While the rise in oil prices as a result of the Russian invasion of Ukraine is already threatening economic, political and social stability wide world with recession warnings, analysts predict that the price of "black gold" it can be further increased, more than three times compared to the current prices, the world media write.

Prices to the stratosphere

The analysts of JP Morgan Chase warned that global oil prices could reach “stratospheric heights" with about $ 380 per barrel if Russia responds to American and European sanctions by reducing oil production, writes the American magazine Bloomberg.

The members of the countries of the Group of Seven (G7) are considering a mechanism to cap the price of Russian oil in an attempt to stop Vladimir Putin's war machine in Ukraine.

On the other hand, JP Morgan Chase analysts estimate that given Moscow's strong fiscal position, Russia can afford to cut daily crude oil production by five million barrels without excessive damage to the economy.

For the rest of the world, however, it could be disastrous, with analysts estimating that a three-million-barrel-a-day output cut would push benchmark oil prices in London to $ 190 per barrel, while the worst case scenario if reduced by five million barrels of Russian production that would можеLo to mean that the price of oil could reach incredible $ 380 per barrel.

Гglobal energy crisis worse than the 70s?

The CEO of International Energy Agency (IEA), Fatih Birol, has warned that the world is on "red alert for an economic recession" as energy prices rise, creating a global inflationary crisis, writes the British "The Times".

Birol led that the current situation is the "first global energy crisis", worse than the oil shock of the 1970s, because it involves both oil and gas and electricity in one.

The Organization of Petroleum Exporting Countries (OPEC) and its allies agreed last week to increase production by 648.000 barrels a day.
While analysts predict that the price of a barrel of oil could jump from around 110 to 380 dollars, Birol pointed out that (IEA) has called on Saudi Arabia and other members to increase production, the London newspaper points out.

"We need countries that have spare production capacity to tell the world that they will be ready to bring more oil to market. Saudi Arabia has proven to be a responsible exporter.
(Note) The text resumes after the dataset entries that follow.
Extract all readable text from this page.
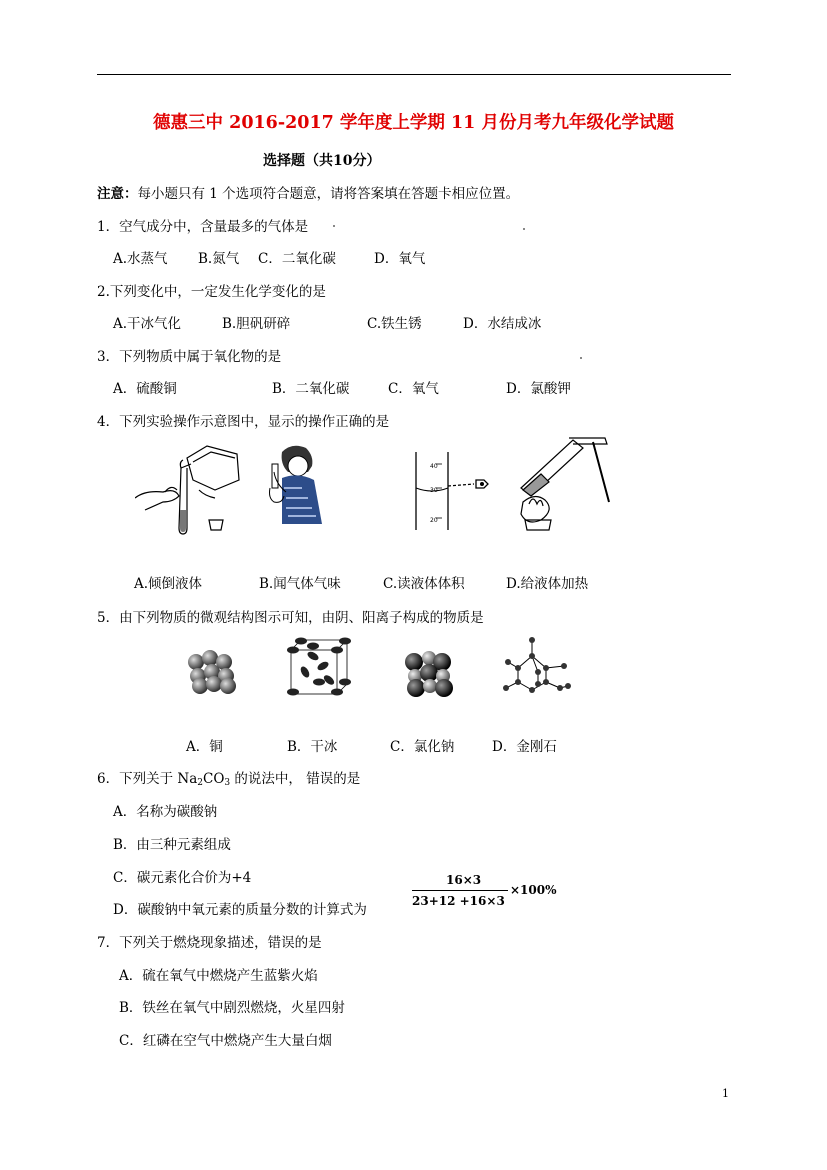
德惠三中 2016-2017 学年度上学期 11 月份月考九年级化学试题
选择题（共10分）
注意：每小题只有 1 个选项符合题意，请将答案填在答题卡相应位置。
1．空气成分中，含量最多的气体是
A.水蒸气 B.氮气 C．二氧化碳	D．氧气
2.下列变化中，一定发生化学变化的是
A.干冰气化	B.胆矾研碎	C.铁生锈	D．水结成冰
3．下列物质中属于氧化物的是
A．硫酸铜	B．二氧化碳	C．氧气	D．氯酸钾
4．下列实验操作示意图中，显示的操作正确的是
40
30
20
A.倾倒液体	B.闻气体气味	C.读液体体积	D.给液体加热
5．由下列物质的微观结构图示可知，由阴、阳离子构成的物质是
A．铜	B．干冰	C．氯化钠	D．金刚石
6．下列关于 $Na_2CO_3$ 的说法中， 错误的是
A．名称为碳酸钠
B．由三种元素组成
C．碳元素化合价为+4
D．碳酸钠中氧元素的质量分数的计算式为
16×3
23+12 +16×3
×100%
7．下列关于燃烧现象描述，错误的是
A．硫在氧气中燃烧产生蓝紫火焰
B．铁丝在氧气中剧烈燃烧，火星四射
C．红磷在空气中燃烧产生大量白烟
1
And I hope that he will once again show his constructive role in these difficult days - said Birol.

Although G7 and IEA agreed to explore caps on Russian oil prices to reduce Moscow's revenues, critics say The Times, warn that it is unlikely to succeed without the support of countries such as China and India. Birol himself pointed out that "this cannot happen only as a result of the actions of the G7 countries".

The effect of oil prices on economies

The massive increase in fuel prices worldwide is already threatening sources of income and social stability, he writes New York Times, stating that the dizzying growth the prices of gas and oil as a result of the Russian invasion of Ukraine increased additionally the problems caused by disruptions caused by the pandemic cove .

In S.BP, average gas prices that have jumped to five dollars a gallon are burdening consumers and forcing President Joe Biden to make tough political decisions ahead of congressional elections this fall. However, as the newspaper writes, in many places around the world the jump in fuel costs is much more dramatic, and the consequences are much more serious, families worry about how to fill the tank in their cars, heat and light their homes or cook food, while fuels are struggling with rising transportation costs, and business is fighting with workers' demands for salary increases.

The staggering rise in fuel prices has the potential to change economic, political and social relationships around the world. states The New York Times, pointing out that high energy costs have a domino effect, fueling inflation, forcing central banks to raise interest rates to increase interest rates rates, which then reduces economic growth and hinders efforts to combat devastating climate change.

Smallest economies, most affected

However, the poorest and most vulnerable states will feel the worst consequences, the New York Times points out, pointing to the International Energy Agency's warning last month that due to higher energy prices, an additional 90 million people in Asia and Africa have no to have access to electricity.

Expensive energy contributes to high food prices, lowers living standards and exposes millions to hunger. Political discontent over the price hike is felt in many places where the war in Ukraine seems distant or irrelevant, while in poorer countries the threat is greater as governments are torn between dealing with serious unrest and supply behind additional state aid, which requires heavy borrowing.